The test could be done in the manner described, but I think it actually puts the NERD circuit at a disadvantage because there are other elements in the NERD circuit that are also dissipating power, and if only the load temperatures are matched.... (OF COURSE we have identical loads in identical environments so that the temperature nomograms are EXACTLY the same, this is taken for granted) .... if only the load temps are matched, then the NERD circuit will clearly be using more power since it's warming the mosfets, the CVR, etc.


But my main comment has to do with how disgusted I am with this whole affair.
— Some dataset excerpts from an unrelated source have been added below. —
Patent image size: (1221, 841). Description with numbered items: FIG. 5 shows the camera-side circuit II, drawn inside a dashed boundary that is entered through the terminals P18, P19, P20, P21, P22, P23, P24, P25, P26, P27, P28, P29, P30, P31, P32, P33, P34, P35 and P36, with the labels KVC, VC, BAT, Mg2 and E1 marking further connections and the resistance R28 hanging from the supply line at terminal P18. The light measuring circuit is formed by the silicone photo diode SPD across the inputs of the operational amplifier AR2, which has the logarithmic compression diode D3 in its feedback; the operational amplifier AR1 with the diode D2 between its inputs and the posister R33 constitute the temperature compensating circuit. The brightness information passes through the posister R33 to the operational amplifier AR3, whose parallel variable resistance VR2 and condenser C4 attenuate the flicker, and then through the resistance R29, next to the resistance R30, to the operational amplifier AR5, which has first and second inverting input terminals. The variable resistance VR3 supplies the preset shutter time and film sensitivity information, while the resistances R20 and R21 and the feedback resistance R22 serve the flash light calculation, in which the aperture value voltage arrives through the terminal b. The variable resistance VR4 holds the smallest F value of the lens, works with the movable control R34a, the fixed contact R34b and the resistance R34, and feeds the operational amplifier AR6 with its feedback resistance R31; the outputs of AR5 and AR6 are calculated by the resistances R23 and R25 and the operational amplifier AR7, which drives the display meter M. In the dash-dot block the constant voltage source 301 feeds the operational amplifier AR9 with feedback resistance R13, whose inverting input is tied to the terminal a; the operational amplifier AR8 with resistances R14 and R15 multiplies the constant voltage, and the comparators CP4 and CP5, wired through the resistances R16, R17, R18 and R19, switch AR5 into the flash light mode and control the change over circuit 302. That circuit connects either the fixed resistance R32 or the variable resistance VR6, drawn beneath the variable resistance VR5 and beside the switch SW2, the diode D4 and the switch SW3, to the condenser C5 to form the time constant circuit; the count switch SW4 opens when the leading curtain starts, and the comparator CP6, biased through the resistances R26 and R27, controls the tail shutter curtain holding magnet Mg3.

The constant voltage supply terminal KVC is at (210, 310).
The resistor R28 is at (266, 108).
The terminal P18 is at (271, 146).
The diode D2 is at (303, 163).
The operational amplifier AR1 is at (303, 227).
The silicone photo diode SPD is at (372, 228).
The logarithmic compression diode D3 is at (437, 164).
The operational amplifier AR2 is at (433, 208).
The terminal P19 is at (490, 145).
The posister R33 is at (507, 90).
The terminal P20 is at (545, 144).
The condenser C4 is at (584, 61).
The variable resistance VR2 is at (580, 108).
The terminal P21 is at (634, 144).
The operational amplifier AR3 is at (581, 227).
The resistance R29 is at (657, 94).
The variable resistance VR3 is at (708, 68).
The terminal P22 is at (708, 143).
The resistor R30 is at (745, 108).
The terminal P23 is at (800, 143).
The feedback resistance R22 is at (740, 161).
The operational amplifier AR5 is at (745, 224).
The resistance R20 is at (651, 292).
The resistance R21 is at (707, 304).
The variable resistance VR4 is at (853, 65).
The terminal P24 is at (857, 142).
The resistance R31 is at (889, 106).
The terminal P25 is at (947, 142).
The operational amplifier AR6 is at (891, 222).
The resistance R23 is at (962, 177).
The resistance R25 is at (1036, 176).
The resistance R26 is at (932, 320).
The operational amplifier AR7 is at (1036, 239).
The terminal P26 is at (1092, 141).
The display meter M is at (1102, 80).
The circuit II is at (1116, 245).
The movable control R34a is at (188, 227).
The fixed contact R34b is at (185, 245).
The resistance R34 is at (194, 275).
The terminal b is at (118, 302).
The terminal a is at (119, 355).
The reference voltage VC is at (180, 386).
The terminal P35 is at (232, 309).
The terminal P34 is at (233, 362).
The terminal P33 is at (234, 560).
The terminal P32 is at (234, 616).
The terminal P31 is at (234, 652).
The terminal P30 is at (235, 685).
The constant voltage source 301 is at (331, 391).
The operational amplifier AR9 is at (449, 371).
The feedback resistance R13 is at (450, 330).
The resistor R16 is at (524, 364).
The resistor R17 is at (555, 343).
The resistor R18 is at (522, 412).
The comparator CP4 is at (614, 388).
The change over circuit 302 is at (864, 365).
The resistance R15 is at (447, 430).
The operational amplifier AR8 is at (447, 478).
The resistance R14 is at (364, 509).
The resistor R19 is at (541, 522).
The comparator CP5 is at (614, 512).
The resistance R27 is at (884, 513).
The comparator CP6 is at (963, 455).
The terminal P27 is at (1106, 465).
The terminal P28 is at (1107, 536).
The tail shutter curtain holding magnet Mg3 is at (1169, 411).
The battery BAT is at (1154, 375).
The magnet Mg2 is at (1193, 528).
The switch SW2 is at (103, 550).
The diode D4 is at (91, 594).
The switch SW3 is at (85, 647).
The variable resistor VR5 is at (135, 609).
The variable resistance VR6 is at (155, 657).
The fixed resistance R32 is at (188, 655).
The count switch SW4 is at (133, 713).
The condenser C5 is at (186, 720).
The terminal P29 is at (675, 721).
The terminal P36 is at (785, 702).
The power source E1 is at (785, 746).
Seeing that Ahern, who is alleged to know what he's doing, cannot even calculate the number of Joules in a battery.... and can't even grasp, apparently, that the units in his calculation don't come out correctly..... and seeing the present fiasco over the editing of that scopeshot..... I see that the Ainslie people are already engaging in scientific misconduct, and this should be clear to anyone who knows the full story.

So... now they are in full damage-control mode. The administrator is taking the blame for the altered scopeshot. Curious, isn't it? A "compression artefact" that is like no other, selectively removing only the two most critical items of information on the scopeshot and leaving everything else untouched. And so quickly and easily repaired, too.

OK, fine. Let them start a "corrections" thread and make an announcement that the "error" has been caught, er.. corrected. That's all proper, if a little LATE.  But be sure to LEAVE OUT the part about WHO FOUND THE ERROR and who pointed it out.

Also... be sure to leave out any corrections of Brian Ahern's bad math. Don't bother to inform him of the actual Joule content of the battery pack, or show him how his calculations are in error.

And be sure to remove any reference to the battery capacity from the paper, it's not important at all, is it.

And of course, that embarrassing claim that somehow, 5.9 million Joules was dissipated in 1.6 hours during this "experiment" .... Oh, look... it's not there any more either. Why is that, Ainslie?

So we've gone, in one single day, from the first image below, to the second image below, without any mention at all of the previous 5.9 megaJoule absurdity.

Ainslie, you people are pathetic. It literally makes me ill to see what you are trying to do, and what you have done to the truth. Every time I think I've see the worst of you, you come up with something, like today's edits, that top everything else you've done in terms of mendacity and sheer outrageousness.